慈済とチベット仏教の団体「八蚌智慧林」が協力して、1月にブッダが悟りを開いたブッダガヤで2000世帯に対して配付活動を行った。殆どの家庭は人生で、これほど大量の物資を受け取ったことがない。(写真の提供・慈済花蓮本部)

無私の大愛・協力に距離はない

一月五日、宗教処の主任たちと国連特設チームのスタッフがインドでの配付活動に関して報告しました。二〇二〇年、十六の省で十四万世帯余りの延べ七十万人を支援しました。慈善協力のパートナーは、普明(プーミン)師兄(スーシオン)が紹介したABM仏教団体とチベット仏教寺院及びカミロ修道会などです。

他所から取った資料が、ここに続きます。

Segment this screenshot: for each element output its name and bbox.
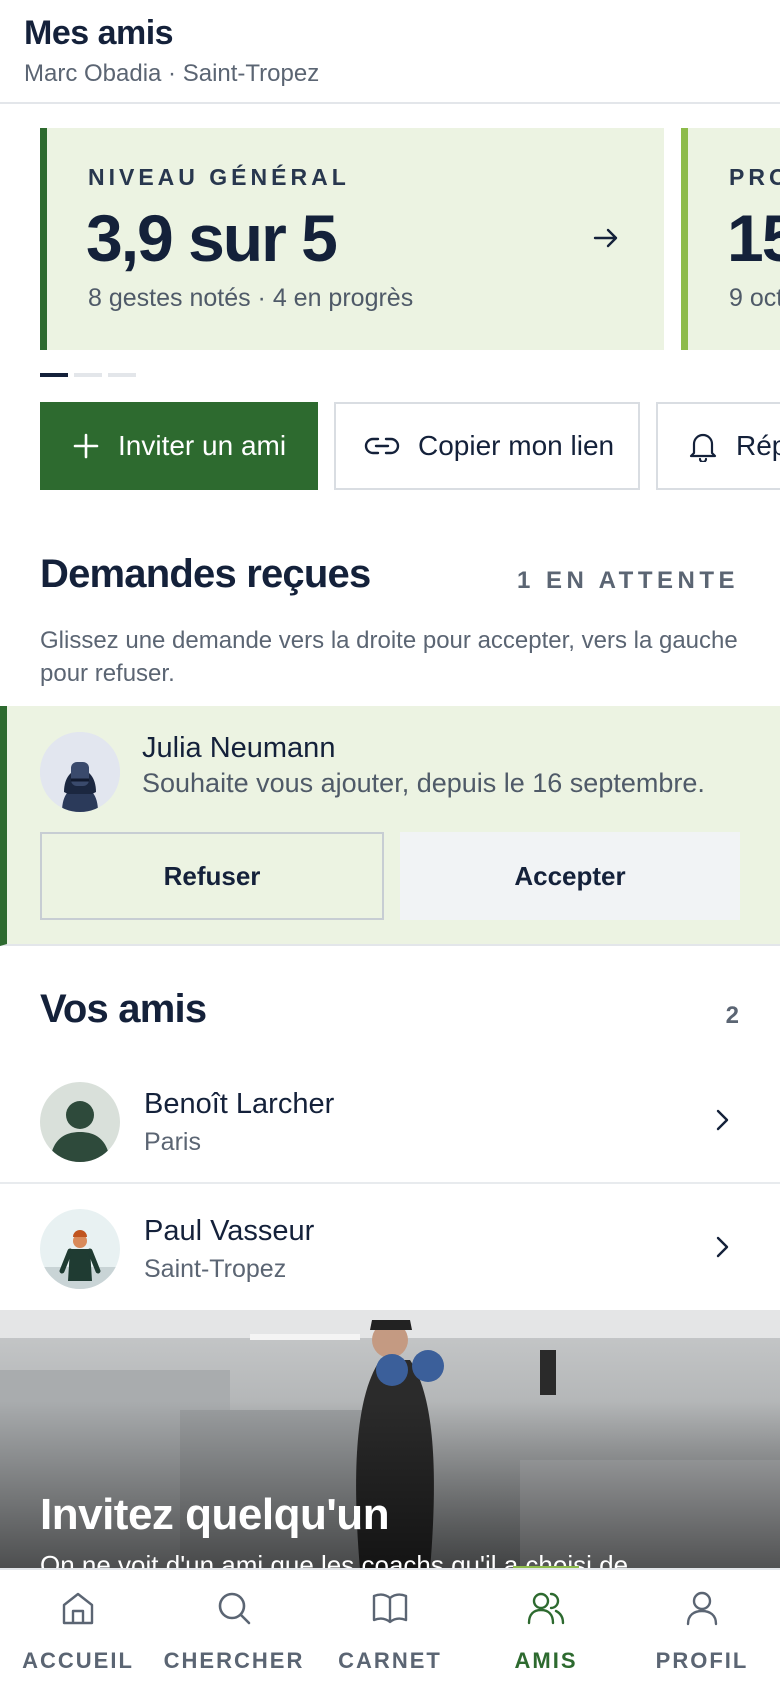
friend-city: Paris (144, 1128, 201, 1156)
requests-hint: Glissez une demande vers la droite pour … (40, 627, 738, 687)
friends-count: 2 (725, 1002, 739, 1029)
tab-friends[interactable]: AMIS (468, 1570, 624, 1688)
bell-icon (689, 433, 717, 462)
stat-card-eyebrow: PRO (729, 164, 780, 190)
tab-label: CHERCHER (163, 1648, 305, 1673)
carousel-dot[interactable] (74, 373, 102, 377)
stat-card-progress[interactable]: PRO 15 9 octo (681, 128, 780, 350)
plus-icon (73, 433, 99, 459)
stats-carousel[interactable]: NIVEAU GÉNÉRAL 3,9 sur 5 8 gestes notés … (0, 128, 780, 350)
app-header: Mes amis Marc Obadia · Saint-Tropez (0, 0, 780, 104)
page-subtitle: Marc Obadia · Saint-Tropez (24, 60, 320, 87)
pending-count-badge: 1 EN ATTENTE (516, 567, 739, 594)
invite-friend-label: Inviter un ami (118, 430, 287, 461)
chevron-right-icon (716, 1236, 729, 1258)
tab-label: AMIS (514, 1648, 578, 1673)
copy-link-label: Copier mon lien (418, 430, 615, 461)
friend-name: Paul Vasseur (144, 1215, 315, 1247)
chevron-right-icon (716, 1109, 729, 1131)
friend-request-card[interactable]: Julia Neumann Souhaite vous ajouter, dep… (0, 706, 780, 946)
tab-notebook[interactable]: CARNET (312, 1570, 468, 1688)
link-icon (364, 437, 400, 455)
avatar-julia-image (40, 732, 120, 812)
friend-row[interactable]: Benoît Larcher Paris (0, 1058, 780, 1184)
tab-label: ACCUEIL (22, 1648, 134, 1673)
invite-promo-banner[interactable]: Invitez quelqu'un On ne voit d'un ami qu… (0, 1310, 780, 1570)
page-title: Mes amis (24, 14, 174, 52)
reminder-button[interactable]: Rép (656, 402, 780, 490)
search-icon (218, 1592, 251, 1625)
book-icon (372, 1593, 408, 1624)
avatar-paul-image (40, 1209, 120, 1289)
tab-label: PROFIL (655, 1648, 749, 1673)
tab-label: CARNET (338, 1648, 442, 1673)
carousel-pagination (40, 373, 142, 379)
stat-card-meta: 9 octo (729, 284, 780, 312)
copy-link-button[interactable]: Copier mon lien (334, 402, 640, 490)
stat-card-level[interactable]: NIVEAU GÉNÉRAL 3,9 sur 5 8 gestes notés … (40, 128, 664, 350)
profile-icon (686, 1591, 718, 1626)
promo-title: Invitez quelqu'un (40, 1490, 390, 1539)
refuse-button[interactable]: Refuser (40, 832, 384, 920)
avatar (40, 1209, 120, 1289)
bottom-tab-bar: ACCUEIL CHERCHER CARNET AMIS PROFIL (0, 1568, 780, 1688)
request-name: Julia Neumann (142, 732, 336, 764)
carousel-dot-active[interactable] (40, 373, 68, 377)
friend-name: Benoît Larcher (144, 1088, 335, 1120)
tab-profile[interactable]: PROFIL (624, 1570, 780, 1688)
tab-home[interactable]: ACCUEIL (0, 1570, 156, 1688)
friends-icon (527, 1592, 565, 1625)
friends-title: Vos amis (40, 987, 207, 1031)
avatar (40, 732, 120, 812)
accept-button[interactable]: Accepter (400, 832, 740, 920)
requests-title: Demandes reçues (40, 552, 371, 596)
stat-card-value: 3,9 sur 5 (86, 201, 338, 275)
arrow-right-icon[interactable] (590, 222, 622, 254)
stat-card-value: 15 (727, 201, 780, 275)
request-message: Souhaite vous ajouter, depuis le 16 sept… (142, 768, 705, 798)
friend-row[interactable]: Paul Vasseur Saint-Tropez (0, 1185, 780, 1311)
avatar-benoit-image (40, 1082, 120, 1162)
stat-card-meta: 8 gestes notés · 4 en progrès (88, 284, 414, 312)
home-icon (62, 1592, 94, 1625)
invite-friend-button[interactable]: Inviter un ami (40, 402, 318, 490)
reminder-label: Rép (736, 430, 780, 461)
stat-card-eyebrow: NIVEAU GÉNÉRAL (88, 164, 350, 190)
avatar (40, 1082, 120, 1162)
actions-row: Inviter un ami Copier mon lien Rép (0, 402, 780, 490)
tab-search[interactable]: CHERCHER (156, 1570, 312, 1688)
carousel-dot[interactable] (108, 373, 136, 377)
friend-city: Saint-Tropez (144, 1255, 287, 1283)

上人がこう開示しました、「インドでの慈善支援は私の心願の一つです。というのも、インドは仏教の発祥地であるため、慈済に縁ができて、仏の故郷を支援できることに期待を寄せているからです。普明と彼の母親は台湾に来て帰依しており、慈済人として本部は常に連絡を取り合って彼らの行動を支持することで、彼らに帰属意識を持たせ、慈済人が持つべき志業に対する使命感を持ってもらっています」。

台湾とインドは距離的に遠いとは言えませんが、インドには慈済の拠点はなく、人や事、物の縁が成就していないために、遠く感じられるのです。上人は、その距離感を縮め、人・物・事が緊密になる縁ができることを期待しています。現地のことを現地の慈済人にやってもらえれば、より確かで完全なものになるのです。

宗教同士、距離を置かないようにするだけでなく、力を合わせて大衆を支援しなければなりません。慈済がインドで行った慈善活動のように、仏教団体と手を携えるだけでなく、カトリック教の団体とも緊密に協力し合い、互いの力を借りて行えば、最も支援を必要としている貧しい人たちを救うことができるのです。「皆が同じ使命を持ち、無私の大愛と力、物資を結集して共に事を成就させているため、お互いに感謝し合うべきです。大愛を広めれば、結集する大愛は途切れのないものになります。即ち、長く続く愛は過去から現在、未来へと間断のないものです」。

インドのカースト制度は無くすのが難しく、多くの貧困者は生活環境を改善することが難しいのです。智慧のある超然とした宗教団体や人道組織が、既成概念を打ち破って平等に大愛を施す必要があります。上人は、縁を大切にしながら、それぞれの団体とより緊密に協力し、一緒に苦難を救う力を発揮するよう促しています。